Capharnaüm – qui raconte grosso modo les déambulations d’un lapin pas très malin qui réussit, par un coup du sort incroyable, à côtoyer son superhéros préféré, dont il n’avait jusqu’alors effleuré le quotidien que par l’entremise d’un feuilleton dessiné lui étant consacré – devait compter à la base 5000 pages (quand on sait que la série « Donjon » du même auteur était prévue en plus de 300 tomes, on ne sourcille pas devant quelques milliers de pages, cela va s’en dire). Or, lecteur, avant de fuir en courant cette bande dessinée titanesque, sachez que celle-ci n’a jamais épousé sa conclusion. C’est pour ça qu’il est écrit en tout petit en dessous du titre « récit inachevé ». Il faut toujours lire les petits caractères avant de prendre ses jambes à son cou.

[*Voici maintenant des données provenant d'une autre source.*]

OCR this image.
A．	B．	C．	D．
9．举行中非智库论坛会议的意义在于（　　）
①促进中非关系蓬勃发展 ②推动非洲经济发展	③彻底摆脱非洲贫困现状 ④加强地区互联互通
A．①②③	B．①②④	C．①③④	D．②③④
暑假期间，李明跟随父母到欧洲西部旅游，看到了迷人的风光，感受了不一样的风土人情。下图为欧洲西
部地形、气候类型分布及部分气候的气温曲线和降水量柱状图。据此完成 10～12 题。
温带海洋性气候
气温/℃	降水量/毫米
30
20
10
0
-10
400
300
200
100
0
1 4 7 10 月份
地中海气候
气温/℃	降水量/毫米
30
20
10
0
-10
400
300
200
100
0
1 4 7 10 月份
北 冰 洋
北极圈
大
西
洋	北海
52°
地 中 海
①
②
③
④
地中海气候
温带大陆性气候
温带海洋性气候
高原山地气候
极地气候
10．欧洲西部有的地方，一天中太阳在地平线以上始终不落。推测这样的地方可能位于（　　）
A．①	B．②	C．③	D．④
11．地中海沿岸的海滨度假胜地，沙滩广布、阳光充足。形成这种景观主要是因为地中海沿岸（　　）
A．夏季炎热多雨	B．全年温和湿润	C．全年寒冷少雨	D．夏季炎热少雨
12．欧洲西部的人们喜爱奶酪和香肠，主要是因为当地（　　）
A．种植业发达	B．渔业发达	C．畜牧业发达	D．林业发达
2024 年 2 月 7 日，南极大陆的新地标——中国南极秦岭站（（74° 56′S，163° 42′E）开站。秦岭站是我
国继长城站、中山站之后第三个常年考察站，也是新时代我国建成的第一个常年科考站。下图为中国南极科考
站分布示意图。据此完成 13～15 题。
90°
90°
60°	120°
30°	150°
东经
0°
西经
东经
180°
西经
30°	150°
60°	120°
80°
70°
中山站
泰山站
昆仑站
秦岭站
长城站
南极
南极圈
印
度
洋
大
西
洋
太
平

On demande donc à M. Trondheim à quel moment il a décidé que, tout compte fait, 280 pages suffiraient. Sa réponse : « À la page 280 ». On savait avant même de risquer nos questions que le père biographique de Lapinot n’a pas la réputation de porter les journalistes dans son cœur, alors autant dire qu’on courait un peu après des réponses caustiques. Pourtant, il ajoute, bon joueur cette fois : « Appollo m’a proposé le concept du scénario de L’île bourbon 1730, et ça m’a tout de suite excité comme idée. Pour moi, Capharnaüm était un projet personnel pour développer une écriture sans crayonné, directement dans des carnets. À 280 pages, pour moi le travail expérimental était fait. » Les Paul Houde de la bande dessinée parmi vous se sont tout de suite rappelé que L’île Bourbon a été publiée en 2007, et ont ainsi compris que Capharnaüm a une petite saveur de la décennie précédente. « Cette histoire a été dessinée entre juillet 2003 et janvier 2005 », ne s’en cache pas, dans l’avant-propos, celui qui a cofondé la maison d’édition L’Association.

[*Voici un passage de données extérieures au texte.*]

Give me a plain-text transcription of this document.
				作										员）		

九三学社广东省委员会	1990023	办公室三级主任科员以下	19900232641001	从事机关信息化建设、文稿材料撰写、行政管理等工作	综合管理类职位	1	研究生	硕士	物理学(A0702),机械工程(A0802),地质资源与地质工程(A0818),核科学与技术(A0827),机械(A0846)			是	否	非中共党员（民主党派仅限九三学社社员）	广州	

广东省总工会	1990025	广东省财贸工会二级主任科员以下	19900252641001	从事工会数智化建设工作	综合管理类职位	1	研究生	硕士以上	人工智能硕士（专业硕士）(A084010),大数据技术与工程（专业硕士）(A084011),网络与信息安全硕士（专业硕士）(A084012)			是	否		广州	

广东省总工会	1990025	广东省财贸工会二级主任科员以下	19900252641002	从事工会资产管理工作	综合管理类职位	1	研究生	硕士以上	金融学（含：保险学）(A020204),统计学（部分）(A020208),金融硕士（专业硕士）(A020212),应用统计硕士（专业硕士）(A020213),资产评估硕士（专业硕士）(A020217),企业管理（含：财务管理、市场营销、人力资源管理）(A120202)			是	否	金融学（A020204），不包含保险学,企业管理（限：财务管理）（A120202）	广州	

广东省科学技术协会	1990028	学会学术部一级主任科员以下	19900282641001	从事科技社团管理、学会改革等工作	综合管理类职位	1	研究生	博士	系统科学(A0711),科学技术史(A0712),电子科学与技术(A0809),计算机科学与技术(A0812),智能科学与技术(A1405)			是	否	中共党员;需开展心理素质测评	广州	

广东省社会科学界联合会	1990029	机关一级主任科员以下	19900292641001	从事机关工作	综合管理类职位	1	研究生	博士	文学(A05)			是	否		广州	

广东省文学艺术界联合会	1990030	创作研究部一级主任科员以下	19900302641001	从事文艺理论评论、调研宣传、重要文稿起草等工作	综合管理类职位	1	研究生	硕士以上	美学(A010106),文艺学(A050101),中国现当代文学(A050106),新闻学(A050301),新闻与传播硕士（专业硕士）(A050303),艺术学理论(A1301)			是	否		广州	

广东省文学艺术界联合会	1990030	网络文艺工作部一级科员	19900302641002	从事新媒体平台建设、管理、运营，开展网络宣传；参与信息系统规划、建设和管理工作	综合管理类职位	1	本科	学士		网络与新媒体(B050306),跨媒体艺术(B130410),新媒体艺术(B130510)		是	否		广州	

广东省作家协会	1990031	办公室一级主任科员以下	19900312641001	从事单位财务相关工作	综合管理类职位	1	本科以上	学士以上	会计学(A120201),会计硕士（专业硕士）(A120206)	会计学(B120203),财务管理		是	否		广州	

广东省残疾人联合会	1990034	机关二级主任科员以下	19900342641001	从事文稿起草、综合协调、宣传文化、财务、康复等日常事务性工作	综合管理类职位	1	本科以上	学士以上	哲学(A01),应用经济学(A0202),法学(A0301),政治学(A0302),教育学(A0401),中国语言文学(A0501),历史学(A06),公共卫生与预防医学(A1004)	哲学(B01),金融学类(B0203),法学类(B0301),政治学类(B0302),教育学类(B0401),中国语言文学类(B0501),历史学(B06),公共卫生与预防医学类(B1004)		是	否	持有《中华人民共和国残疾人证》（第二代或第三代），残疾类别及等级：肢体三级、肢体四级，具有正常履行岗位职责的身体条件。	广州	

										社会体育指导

« J’ai commencé ce projet juste après le dernier album de Lapinot. Et ça m’amusait de prendre encore un lapin comme personnage principal », explique le prolifique bédéiste qui n’a pas encore fléchi devant la tâche rebutante d’écrire sur son téléphone intelligent. Bref, ce n’est certainement pas par nostalgie que Trondheim a mis en scène un nouveau lapin ascendant crétin dans Capharnaüm. « Plus par provocation que nostalgie », tranche-t-il.

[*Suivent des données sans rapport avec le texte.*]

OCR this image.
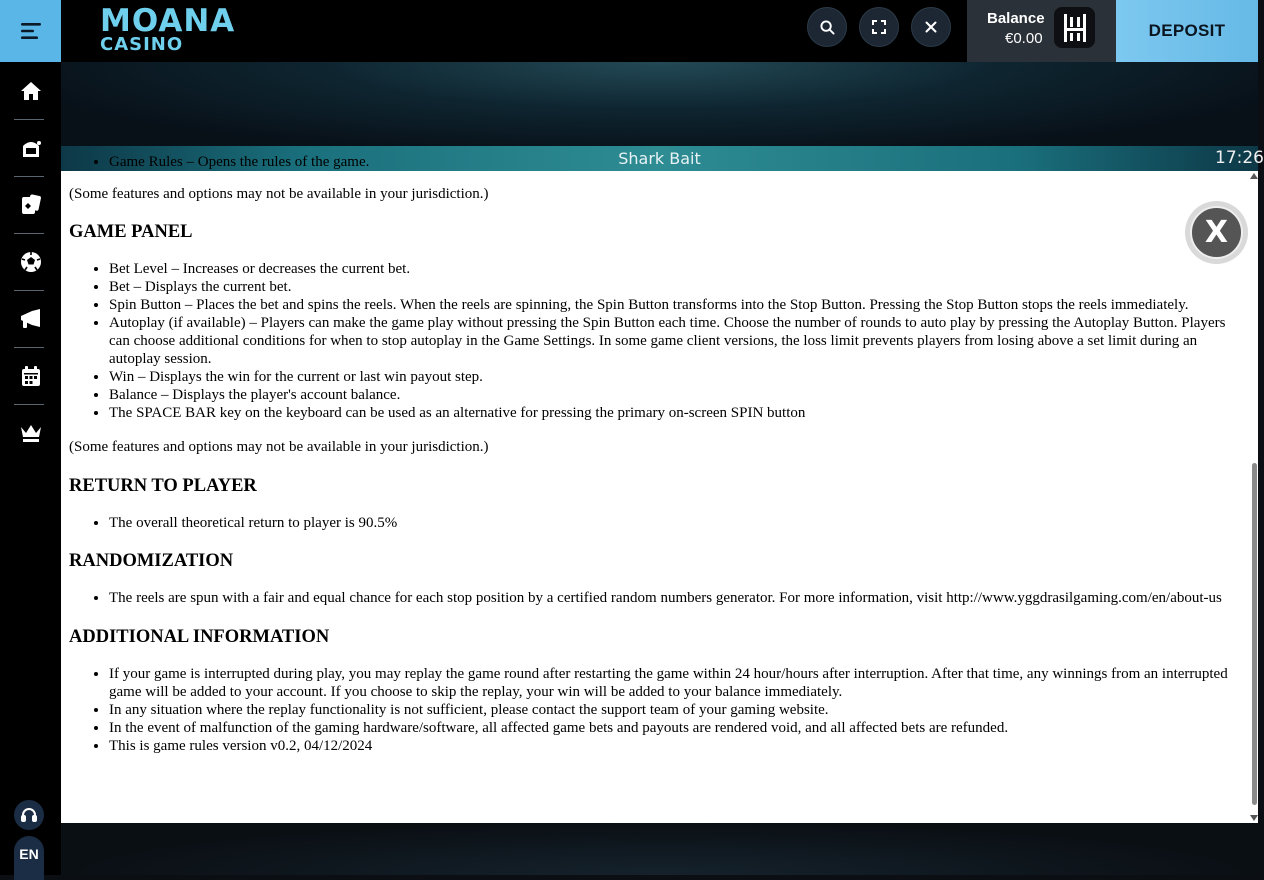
MOANA
CASINO
Balance
€0.00	DEPOSIT
EN
Shark Bait	17:26
• Game Rules – Opens the rules of the game.

(Some features and options may not be available in your jurisdiction.)

GAME PANEL
• Bet Level – Increases or decreases the current bet.
• Bet – Displays the current bet.
• Spin Button – Places the bet and spins the reels. When the reels are spinning, the Spin Button transforms into the Stop Button. Pressing the Stop Button stops the reels immediately.
• Autoplay (if available) – Players can make the game play without pressing the Spin Button each time. Choose the number of rounds to auto play by pressing the Autoplay Button. Players can choose additional conditions for when to stop autoplay in the Game Settings. In some game client versions, the loss limit prevents players from losing above a set limit during an autoplay session.
• Win – Displays the win for the current or last win payout step.
• Balance – Displays the player's account balance.
• The SPACE BAR key on the keyboard can be used as an alternative for pressing the primary on-screen SPIN button

(Some features and options may not be available in your jurisdiction.)

RETURN TO PLAYER
• The overall theoretical return to player is 90.5%
RANDOMIZATION
• The reels are spun with a fair and equal chance for each stop position by a certified random numbers generator. For more information, visit http://www.yggdrasilgaming.com/en/about-us
ADDITIONAL INFORMATION
• If your game is interrupted during play, you may replay the game round after restarting the game within 24 hour/hours after interruption. After that time, any winnings from an interrupted game will be added to your account. If you choose to skip the replay, your win will be added to your balance immediately.
• In any situation where the replay functionality is not sufficient, please contact the support team of your gaming website.
• In the event of malfunction of the gaming hardware/software, all affected game bets and payouts are rendered void, and all affected bets are refunded.
• This is game rules version v0.2, 04/12/2024
X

Gotham City façon Trondheim
Ah, on a oublié de dire : Capharnaüm, c’est le nom de la ville dans laquelle le héros masqué Willard Watte tente de contrecarrer les plans diaboliques du supervilan Gashinga. Mais la partie n’est pas gagnée pour Watte, d’autant plus qu’il se retrouve avec un libraire, aux longues oreilles et à l’esprit raccourci, dans les pattes. Dans un décor fantasmé (« la documentation n’est pas mon fort »), mais assez européen dans l’ensemble, l’intrigue se tisse à grand coup de succulentes répliques trondheimiennes (qui n’ont rien cela dit à voir avec la Norvège, pour les Paul Houde de la BD toujours parmi nous qui se seraient souvenus que Trondheim est un pseudonyme inspiré d’une ville scandinave du même nom), de rebondissements enlevants et de mystères qui demeureront à jamais non résolus. C’est bien sûr un roman graphique, mais – Lewis Trondheim n’ayant jamais été très amateur de conventions et d’étiquettes – c’est finalement beaucoup plus que ça. Disons simplement que c’est un polar dessiné postmoderne et audacieux qui n’a pas peur de ridiculiser le ridicule et qui ajoute un peu de désordre bien senti dans un capharnaüm déjà bien établi. 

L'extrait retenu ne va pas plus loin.